The event, dubbed the Immigrant Workers Freedom Ride, was part of a national caravan that included workers, labor unions and church groups advocating more rights for immigrants who are in the United States illegally.
"They told me there would be 250 to 300 people," said Doraville Police Chief John King. "Twenty-five hundred showed up. I had to call in a bunch of officers off-duty, and it cost us about $2,000."
This year, organizers of the "March for Dignity" were asked to cover costs associated with the event scheduled for Tuesday, even though no city ordinance requires such a fee.
"We decided to appeal that in front of the City Council," said Adelina Nicholls, president of the Coordinating Council of Latino Community Leaders, an advocacy group that unites Latino civic leaders and community organizations throughout the state.

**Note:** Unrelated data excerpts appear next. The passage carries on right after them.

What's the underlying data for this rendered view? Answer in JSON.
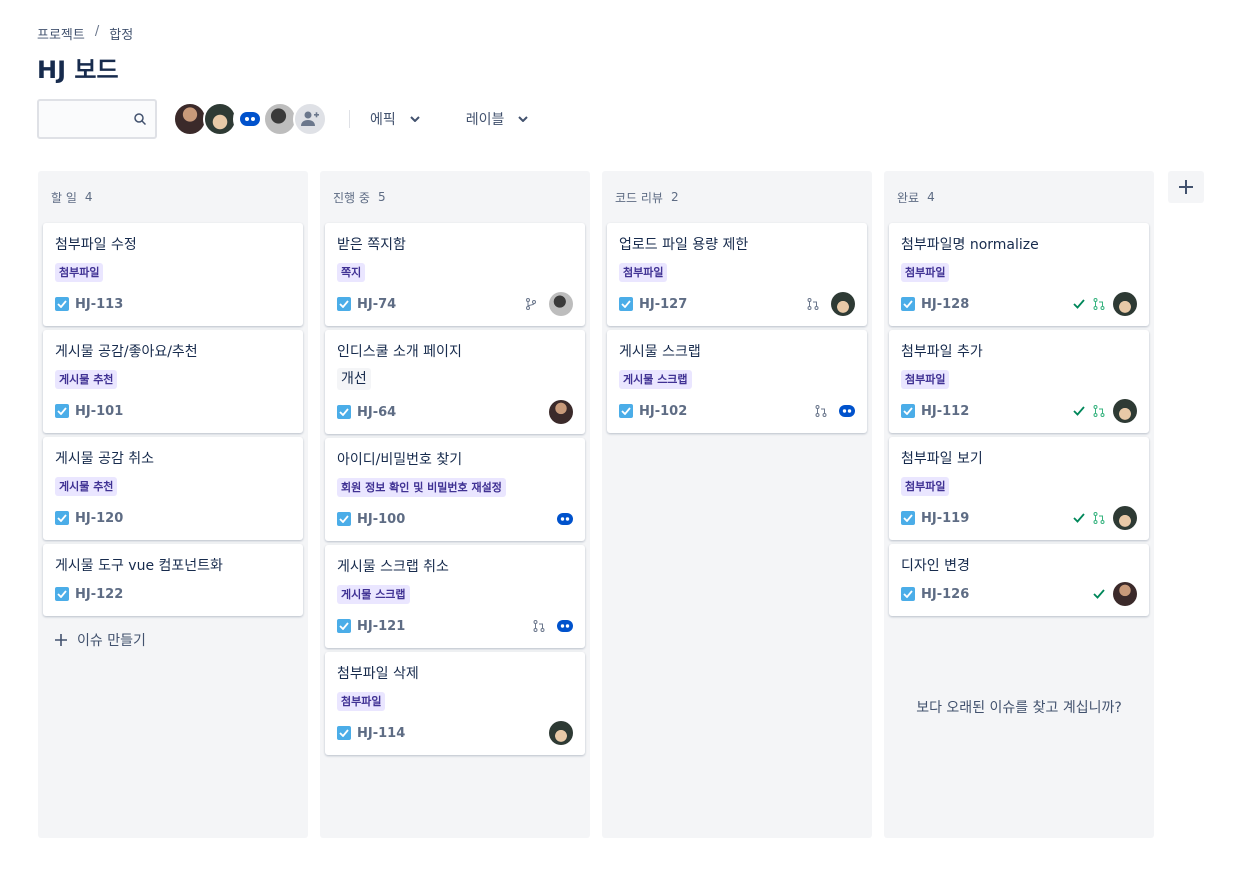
{
  "breadcrumb": {
    "project": "프로젝트",
    "separator": "/",
    "current": "합정"
  },
  "title": "HJ 보드",
  "search": {
    "placeholder": ""
  },
  "filters": {
    "epic": "에픽",
    "label": "레이블"
  },
  "colors": {
    "accent": "#0052cc",
    "label_bg": "#eae6ff",
    "label_text": "#403294",
    "check": "#4bade8",
    "done_green": "#36b37e"
  },
  "columns": [
    {
      "name": "할 일",
      "count": "4",
      "cards": [
        {
          "title": "첨부파일 수정",
          "label": "첨부파일",
          "key": "HJ-113"
        },
        {
          "title": "게시물 공감/좋아요/추천",
          "label": "게시물 추천",
          "key": "HJ-101"
        },
        {
          "title": "게시물 공감 취소",
          "label": "게시물 추천",
          "key": "HJ-120"
        },
        {
          "title": "게시물 도구 vue 컴포넌트화",
          "key": "HJ-122"
        }
      ],
      "create_label": "이슈 만들기"
    },
    {
      "name": "진행 중",
      "count": "5",
      "cards": [
        {
          "title": "받은 쪽지함",
          "label": "쪽지",
          "key": "HJ-74",
          "icons": [
            "branch-icon",
            "avatar"
          ]
        },
        {
          "title": "인디스쿨 소개 페이지",
          "label": "개선",
          "key": "HJ-64",
          "icons": [
            "avatar"
          ]
        },
        {
          "title": "아이디/비밀번호 찾기",
          "label": "회원 정보 확인 및 비밀번호 재설정",
          "key": "HJ-100",
          "icons": [
            "bot-avatar"
          ]
        },
        {
          "title": "게시물 스크랩 취소",
          "label": "게시물 스크랩",
          "key": "HJ-121",
          "icons": [
            "pull-request-icon",
            "bot-avatar"
          ]
        },
        {
          "title": "첨부파일 삭제",
          "label": "첨부파일",
          "key": "HJ-114",
          "icons": [
            "avatar"
          ]
        }
      ]
    },
    {
      "name": "코드 리뷰",
      "count": "2",
      "cards": [
        {
          "title": "업로드 파일 용량 제한",
          "label": "첨부파일",
          "key": "HJ-127",
          "icons": [
            "pull-request-icon",
            "avatar"
          ]
        },
        {
          "title": "게시물 스크랩",
          "label": "게시물 스크랩",
          "key": "HJ-102",
          "icons": [
            "pull-request-icon",
            "bot-avatar"
          ]
        }
      ]
    },
    {
      "name": "완료",
      "count": "4",
      "cards": [
        {
          "title": "첨부파일명 normalize",
          "label": "첨부파일",
          "key": "HJ-128",
          "icons": [
            "done-check-icon",
            "merged-icon",
            "avatar"
          ]
        },
        {
          "title": "첨부파일 추가",
          "label": "첨부파일",
          "key": "HJ-112",
          "icons": [
            "done-check-icon",
            "merged-icon",
            "avatar"
          ]
        },
        {
          "title": "첨부파일 보기",
          "label": "첨부파일",
          "key": "HJ-119",
          "icons": [
            "done-check-icon",
            "merged-icon",
            "avatar"
          ]
        },
        {
          "title": "디자인 변경",
          "key": "HJ-126",
          "icons": [
            "done-check-icon",
            "avatar"
          ]
        }
      ],
      "older_text": "보다 오래된 이슈를 찾고 계십니까?"
    }
  ]
}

But the Sept. 20 City Council meeting grew heated when Councilman Lamar Lang, 72, called illegal immigrants "freeloaders."...
"In general, the people of Doraville do not represent the negative views that were expressed by a few members of the Council," Anavitarte said in a statement issued soon after the meeting. "We are a city of inclusion that is open to individuals and families from all around the United States and world."

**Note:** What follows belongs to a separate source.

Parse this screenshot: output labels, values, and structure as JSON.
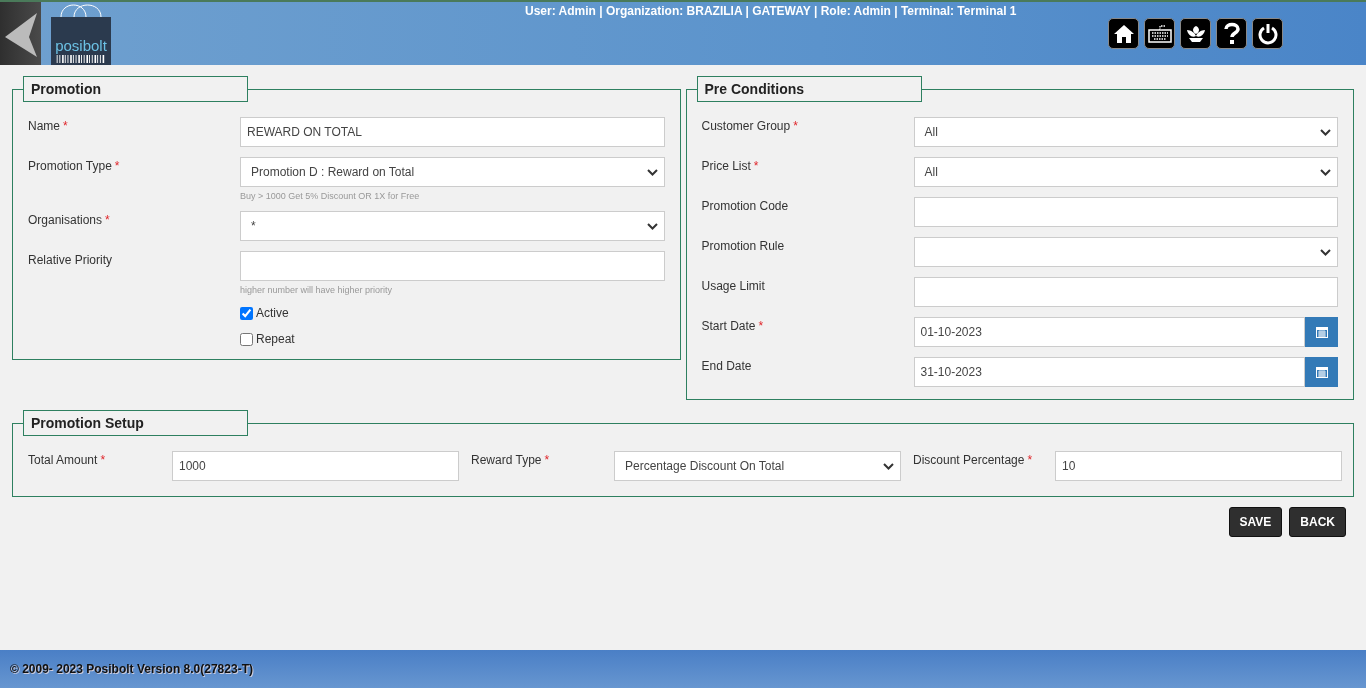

Doraville, a city of 9,862, is 43 percent Hispanic, according to the U.S. Census....
After last month's contentious meeting, Anavitarte and King, who was born in Mexico, negotiated a settlement for this year's march. Participants will walk along a shorter route in groups of 50, with volunteer "marshals" in front and behind to help police....
Dia de la Raza - Spanish for "Day of the Race" - is celebrated throughout Latin America. And though it coincides with Columbus Day, it honors the Native American people conquered by the Spaniards and celebrates Latino pride.
"We picked this day as a day of protest,"León said. "It shows the strength of the people. . . . This is our day and our day has come."...
"We told people to bring music and sing and dance," he said. "There'll be people wearing native clothing. A lot of people will bring out the flags from all different countries of Latin America."